Jenny Levine, a volunteer for Invisible Children who is called a “Roadie” due to a full-time schedule that requires her to travel around the country, said she hoped the free event would raise students’ awareness toward the difference they could make.
“I really want (students) to know that they have the power to make a difference,” she said. “Whatever that capacity may be, whether it’s buying a T-shirt or participating in an event.”
Merchandise created by Ugandan individuals in displacement camps was available for purchase and all proceeds went to Invisible Children.
“It helps that (the sale of these goods) actually provides jobs (for Ugandans),” Levine said. “The proceeds go back again (to them).”
Being self-reliant, a key point stressed in the film, is something that contradicts the Western ideology of “helping” Africa as a continent in need of being fixed or saved.
“The best thing you can give an African child is an education,” Jolly Okot, a Ugandan advisor to the founders of Invisible Children said in the film. “That will create a future leader.

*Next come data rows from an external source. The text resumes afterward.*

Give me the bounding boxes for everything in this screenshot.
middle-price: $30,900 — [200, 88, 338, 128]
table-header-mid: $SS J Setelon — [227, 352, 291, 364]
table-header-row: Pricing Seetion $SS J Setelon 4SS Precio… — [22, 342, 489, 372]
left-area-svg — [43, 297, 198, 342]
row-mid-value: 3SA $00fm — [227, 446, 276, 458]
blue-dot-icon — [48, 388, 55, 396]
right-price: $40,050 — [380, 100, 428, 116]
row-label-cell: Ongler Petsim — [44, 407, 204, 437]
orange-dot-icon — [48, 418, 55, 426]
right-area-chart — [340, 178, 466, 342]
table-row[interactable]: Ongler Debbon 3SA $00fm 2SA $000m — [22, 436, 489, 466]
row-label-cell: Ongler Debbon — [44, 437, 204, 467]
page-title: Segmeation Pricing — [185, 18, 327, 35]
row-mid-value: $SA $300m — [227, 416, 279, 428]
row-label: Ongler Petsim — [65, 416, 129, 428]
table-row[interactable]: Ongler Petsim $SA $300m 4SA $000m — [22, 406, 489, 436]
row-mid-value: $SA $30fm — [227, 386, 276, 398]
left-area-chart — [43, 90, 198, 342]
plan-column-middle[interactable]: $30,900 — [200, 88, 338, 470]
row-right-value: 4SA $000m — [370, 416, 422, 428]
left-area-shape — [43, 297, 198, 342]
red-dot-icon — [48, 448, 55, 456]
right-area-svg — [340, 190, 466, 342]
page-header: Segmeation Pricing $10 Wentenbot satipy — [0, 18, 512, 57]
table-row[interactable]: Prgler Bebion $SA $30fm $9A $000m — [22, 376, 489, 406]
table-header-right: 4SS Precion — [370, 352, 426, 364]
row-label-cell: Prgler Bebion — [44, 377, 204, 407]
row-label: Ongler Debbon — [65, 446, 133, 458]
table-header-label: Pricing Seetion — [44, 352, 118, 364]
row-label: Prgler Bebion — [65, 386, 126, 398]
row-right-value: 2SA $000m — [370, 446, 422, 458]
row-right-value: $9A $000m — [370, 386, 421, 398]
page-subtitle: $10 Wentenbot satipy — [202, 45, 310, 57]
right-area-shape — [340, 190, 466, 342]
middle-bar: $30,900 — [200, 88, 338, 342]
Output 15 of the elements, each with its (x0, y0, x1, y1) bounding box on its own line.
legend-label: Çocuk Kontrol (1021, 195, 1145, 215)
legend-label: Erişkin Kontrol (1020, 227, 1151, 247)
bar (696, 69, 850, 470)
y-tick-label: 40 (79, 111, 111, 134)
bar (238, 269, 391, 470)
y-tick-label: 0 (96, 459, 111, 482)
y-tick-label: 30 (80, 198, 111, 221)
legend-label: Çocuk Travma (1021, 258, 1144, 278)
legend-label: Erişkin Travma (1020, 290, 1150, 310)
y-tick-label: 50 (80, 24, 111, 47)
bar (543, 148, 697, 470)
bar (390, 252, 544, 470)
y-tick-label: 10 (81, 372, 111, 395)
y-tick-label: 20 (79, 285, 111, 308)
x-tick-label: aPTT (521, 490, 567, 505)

Not a pair of shoes.”
The founders, Laren Poole, Jason Russell and Bobby Bailey, created Invisible Children after taking a summer trip to Uganda while they were in college.
That power of college students’ innovation is what Nicole Kummer, programing director for ULS, said she hoped students would take away from the lecture.
“If they didn’t already know about the situation (in Uganda), then I hope they’re aware (now),” she said. “(I hope) they can take steps towards being proactive.”
Kummer said the event didn’t cost ULS money, touching none of the student fees designated for bringing speakers.
The event provided several venues for students to take action. Attendees were invited to take a pledge of silence for 25 hours and donate $25 on April 25, or sign up for a monthly donation program of $25, symbolic for the 25 years that the LRA has been active in Central Africa.
“The world can be a better place,” Angiro said. “(Change) is not big. It’s in you.”